This is my new book. I have also written several others but I highly recommend: Living in Color: Embracing God’s Passion for Ethnic Diversity, InterVarsity Press.
Rev. Dr. Randy S. Woodley grew up in the multiracial Willow Run district of Ypsilanti, Michigan during the turbulent 1960s. He is the youngest child from a working class family with deep southern roots. Currently, Dr. Woodley serves as Distinguished Associate Professor of Faith and Culture and Director of Intercultural and Indigenous Studies at George Fox Seminary in Portland, Oregon. http://www.georgefox.edu/seminary/faculty/bio/randy-woodley.html
Dr. Woodley is a legal descendent of the United Keetoowah Band of Cherokee Indians and has been active in service among America’s indigenous communities since 1984. He is a teacher, writer, missiologist, activist, poet, historian, former pastor and missionary.
Education: Ph.D. (Intercultural Studies), M.Div., B.A.
Books, Contributing Chapters and Articles: Shalom and the Community of Creation: An Indigenous Vision (Eerdmans), Living in Color: Embracing God’s Passion for Ethnic Diversity (IVP), When Going to Church is Sin (Healing the Land), Dictionary of Scripture and Ethics (Baker Academic), An Emergent Manifesto of Hope (Baker), The Justice Project (Baker), The Global Dictionary of Theology (IVP), and others.
History and Activities:
Dr.

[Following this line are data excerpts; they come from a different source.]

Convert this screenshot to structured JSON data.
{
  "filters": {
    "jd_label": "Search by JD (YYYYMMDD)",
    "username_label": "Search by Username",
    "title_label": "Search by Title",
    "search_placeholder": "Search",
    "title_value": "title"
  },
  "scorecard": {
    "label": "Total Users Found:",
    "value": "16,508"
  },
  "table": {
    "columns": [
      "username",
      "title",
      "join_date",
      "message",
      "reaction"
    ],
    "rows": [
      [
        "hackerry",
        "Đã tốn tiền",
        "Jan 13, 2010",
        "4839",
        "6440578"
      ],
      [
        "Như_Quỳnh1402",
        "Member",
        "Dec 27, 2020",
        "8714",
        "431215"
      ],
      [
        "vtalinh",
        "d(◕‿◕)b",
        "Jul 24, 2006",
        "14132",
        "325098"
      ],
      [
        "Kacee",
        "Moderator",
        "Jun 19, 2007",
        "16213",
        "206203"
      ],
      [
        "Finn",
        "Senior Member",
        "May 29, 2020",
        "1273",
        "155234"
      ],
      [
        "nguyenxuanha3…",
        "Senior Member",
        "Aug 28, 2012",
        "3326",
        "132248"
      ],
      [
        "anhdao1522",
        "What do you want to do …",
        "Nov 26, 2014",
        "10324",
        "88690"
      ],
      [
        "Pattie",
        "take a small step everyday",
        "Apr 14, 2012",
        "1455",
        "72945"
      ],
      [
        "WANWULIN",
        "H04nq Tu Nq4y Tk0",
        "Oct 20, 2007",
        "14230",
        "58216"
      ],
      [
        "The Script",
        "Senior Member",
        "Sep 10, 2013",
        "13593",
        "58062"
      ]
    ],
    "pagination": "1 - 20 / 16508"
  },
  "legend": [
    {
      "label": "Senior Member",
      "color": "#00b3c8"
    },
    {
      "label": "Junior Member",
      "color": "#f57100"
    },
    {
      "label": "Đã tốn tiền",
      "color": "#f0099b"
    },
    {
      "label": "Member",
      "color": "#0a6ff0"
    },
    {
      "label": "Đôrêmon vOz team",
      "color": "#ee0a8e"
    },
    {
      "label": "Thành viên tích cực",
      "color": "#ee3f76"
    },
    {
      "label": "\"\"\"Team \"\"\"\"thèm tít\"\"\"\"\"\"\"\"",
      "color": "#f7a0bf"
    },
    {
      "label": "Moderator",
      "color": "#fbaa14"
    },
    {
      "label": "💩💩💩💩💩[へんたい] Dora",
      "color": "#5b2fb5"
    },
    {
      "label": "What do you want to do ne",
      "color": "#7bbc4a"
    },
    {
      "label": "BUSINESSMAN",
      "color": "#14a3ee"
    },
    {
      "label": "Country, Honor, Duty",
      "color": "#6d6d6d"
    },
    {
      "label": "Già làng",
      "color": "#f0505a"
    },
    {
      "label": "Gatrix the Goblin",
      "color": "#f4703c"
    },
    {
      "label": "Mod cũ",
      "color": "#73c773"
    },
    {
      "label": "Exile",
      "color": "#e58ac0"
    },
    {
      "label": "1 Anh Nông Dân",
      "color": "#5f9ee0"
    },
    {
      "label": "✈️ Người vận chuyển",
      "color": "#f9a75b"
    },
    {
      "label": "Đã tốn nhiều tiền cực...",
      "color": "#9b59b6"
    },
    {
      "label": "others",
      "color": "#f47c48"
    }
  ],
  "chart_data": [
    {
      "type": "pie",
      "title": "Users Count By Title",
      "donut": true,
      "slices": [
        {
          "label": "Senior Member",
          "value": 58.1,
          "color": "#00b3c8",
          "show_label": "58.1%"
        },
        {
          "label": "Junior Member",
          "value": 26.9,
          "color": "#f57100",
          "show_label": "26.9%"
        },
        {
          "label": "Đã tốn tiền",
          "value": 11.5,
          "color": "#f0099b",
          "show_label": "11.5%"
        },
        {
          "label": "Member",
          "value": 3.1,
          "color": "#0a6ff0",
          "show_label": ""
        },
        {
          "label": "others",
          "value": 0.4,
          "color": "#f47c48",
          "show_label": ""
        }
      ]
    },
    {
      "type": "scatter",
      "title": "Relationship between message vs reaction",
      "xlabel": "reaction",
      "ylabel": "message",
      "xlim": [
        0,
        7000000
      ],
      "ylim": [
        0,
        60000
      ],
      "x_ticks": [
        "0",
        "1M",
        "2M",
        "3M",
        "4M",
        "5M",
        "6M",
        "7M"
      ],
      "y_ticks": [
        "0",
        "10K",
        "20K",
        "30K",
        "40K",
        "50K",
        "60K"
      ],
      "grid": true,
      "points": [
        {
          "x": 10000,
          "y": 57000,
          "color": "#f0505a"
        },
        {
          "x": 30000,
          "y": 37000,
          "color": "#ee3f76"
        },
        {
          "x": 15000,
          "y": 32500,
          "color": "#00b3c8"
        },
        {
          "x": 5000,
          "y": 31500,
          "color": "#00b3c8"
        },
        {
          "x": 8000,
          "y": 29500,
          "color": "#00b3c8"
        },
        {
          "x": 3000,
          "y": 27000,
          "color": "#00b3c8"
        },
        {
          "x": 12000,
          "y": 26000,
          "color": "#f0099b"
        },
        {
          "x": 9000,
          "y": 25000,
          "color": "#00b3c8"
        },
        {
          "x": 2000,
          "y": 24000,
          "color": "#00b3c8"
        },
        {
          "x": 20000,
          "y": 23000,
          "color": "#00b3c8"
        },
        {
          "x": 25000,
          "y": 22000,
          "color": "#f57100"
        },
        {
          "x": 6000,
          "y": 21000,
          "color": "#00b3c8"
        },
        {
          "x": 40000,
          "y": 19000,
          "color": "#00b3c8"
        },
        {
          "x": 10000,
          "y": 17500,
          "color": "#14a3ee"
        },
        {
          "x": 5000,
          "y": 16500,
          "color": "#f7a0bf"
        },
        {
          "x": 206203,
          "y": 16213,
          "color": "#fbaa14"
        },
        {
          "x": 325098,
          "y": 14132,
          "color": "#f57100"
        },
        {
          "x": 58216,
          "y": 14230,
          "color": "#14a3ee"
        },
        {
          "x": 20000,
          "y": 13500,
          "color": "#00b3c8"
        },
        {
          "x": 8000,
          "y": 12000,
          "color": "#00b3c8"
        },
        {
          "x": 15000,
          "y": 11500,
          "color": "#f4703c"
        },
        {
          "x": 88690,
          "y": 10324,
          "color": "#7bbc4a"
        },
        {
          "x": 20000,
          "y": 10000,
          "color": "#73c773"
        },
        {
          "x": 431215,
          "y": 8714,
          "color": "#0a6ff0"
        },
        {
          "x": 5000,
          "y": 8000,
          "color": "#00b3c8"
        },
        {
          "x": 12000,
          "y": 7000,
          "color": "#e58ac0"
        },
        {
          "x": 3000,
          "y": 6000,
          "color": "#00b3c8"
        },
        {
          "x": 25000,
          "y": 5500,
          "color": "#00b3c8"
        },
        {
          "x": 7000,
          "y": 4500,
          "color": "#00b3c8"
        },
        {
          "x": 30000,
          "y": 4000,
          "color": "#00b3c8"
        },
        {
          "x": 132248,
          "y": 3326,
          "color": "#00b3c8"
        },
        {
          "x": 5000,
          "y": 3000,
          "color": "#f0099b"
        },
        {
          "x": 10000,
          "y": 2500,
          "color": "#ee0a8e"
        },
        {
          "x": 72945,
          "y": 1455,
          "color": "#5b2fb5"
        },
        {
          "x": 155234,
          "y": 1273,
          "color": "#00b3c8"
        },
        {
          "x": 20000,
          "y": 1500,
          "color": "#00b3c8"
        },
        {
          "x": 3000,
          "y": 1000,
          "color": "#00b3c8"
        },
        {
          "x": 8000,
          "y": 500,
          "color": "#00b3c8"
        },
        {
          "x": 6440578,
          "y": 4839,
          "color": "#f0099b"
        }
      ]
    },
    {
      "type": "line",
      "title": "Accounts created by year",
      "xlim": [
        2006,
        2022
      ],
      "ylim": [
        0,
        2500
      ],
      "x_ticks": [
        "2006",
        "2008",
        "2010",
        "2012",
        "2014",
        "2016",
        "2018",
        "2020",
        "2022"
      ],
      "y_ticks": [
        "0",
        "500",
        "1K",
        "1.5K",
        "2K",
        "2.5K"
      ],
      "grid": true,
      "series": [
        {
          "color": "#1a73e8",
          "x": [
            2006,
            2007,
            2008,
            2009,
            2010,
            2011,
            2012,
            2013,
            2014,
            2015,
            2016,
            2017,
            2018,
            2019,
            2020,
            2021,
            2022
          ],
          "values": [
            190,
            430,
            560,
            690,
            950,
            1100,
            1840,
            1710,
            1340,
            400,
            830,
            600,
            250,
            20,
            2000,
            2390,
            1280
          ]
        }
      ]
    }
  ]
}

Woodley is a founding board member of NAIITS, the North American Institute for Indigenous Theological Studies. NAIITS, in partnership with George Fox Seminary, has begun a new Master of Arts in Intercultural Studies degree, which Dr. Woodley initiated and now directs. Woodley is active in ongoing concerns of emerging faith expressions, diversity, eco-justice, reconciliation, ecumenism, inter-faith dialogue, mission and indigenous peoples. His blogs can be found on Ethnic Space and Faith, Emergent Village Voice and God’s Politics (Sojourners). http://ethnicspace.wordpress.com http://sojo.net/blogs http://www.patheos.com/blogs/emergentvillage
Randy and his wife Edith (E. Shoshone/Choctaw) also lead a local Native American gathering at their home in Newberg, Oregon under the auspices of Eagle’s Wings Ministry http://eagleswingsministry.com/. They have four children and a small, semi-sustainable farm. The Woodleys have developed a uniquely holistic model of service among Native Americans called “Ministry in a Good Way” out of which grew in 2004, a 50 acre sustainable farm and Christian community called Eloheh Village for Indigenous Leadership and Ministry Development. At Eloheh the Woodleys taught sustainability, eco-justice, microeconomics, leadership and mission. In 2008 they gave up their farm and were forced to disband the community due to continued violence and political pressure from local White Supremacists.
Randy became a nationally known figure when he pastored the Eagle Valley Church (EVC) in Carson City, Nevada. EVC served as one of only a few authentic culturally indigenous churches and it became a role model for Native Americans in the US and Canada. For over two decades he has been considered an early innovator in the Native American cultural contextual movement. Rev. Woodley’s ministry has always preached a gospel concerned with both personal reconciliation and societal justice. He has battled systemic racism in both local communities and institutions, suffering the loss of a home, a career and threats against his life and family. While pastoring in Carson City, Nevada Rev. Woodley co-facilitated the efforts to free the Carson City 10, (ten Native youth who were wrongly accused of murder), while mentoring the young men both in jail and under house arrest. In the early 1990s Randy founded Christians for Justice, a group that challenged the inequality of local hiring practices and the inequitable arrest of minorities in Caddo County, Oklahoma. As Randy follows Jesus, he continues to be involved in grassroots ministry/activism and community organizing today, as he has for most of his adult life.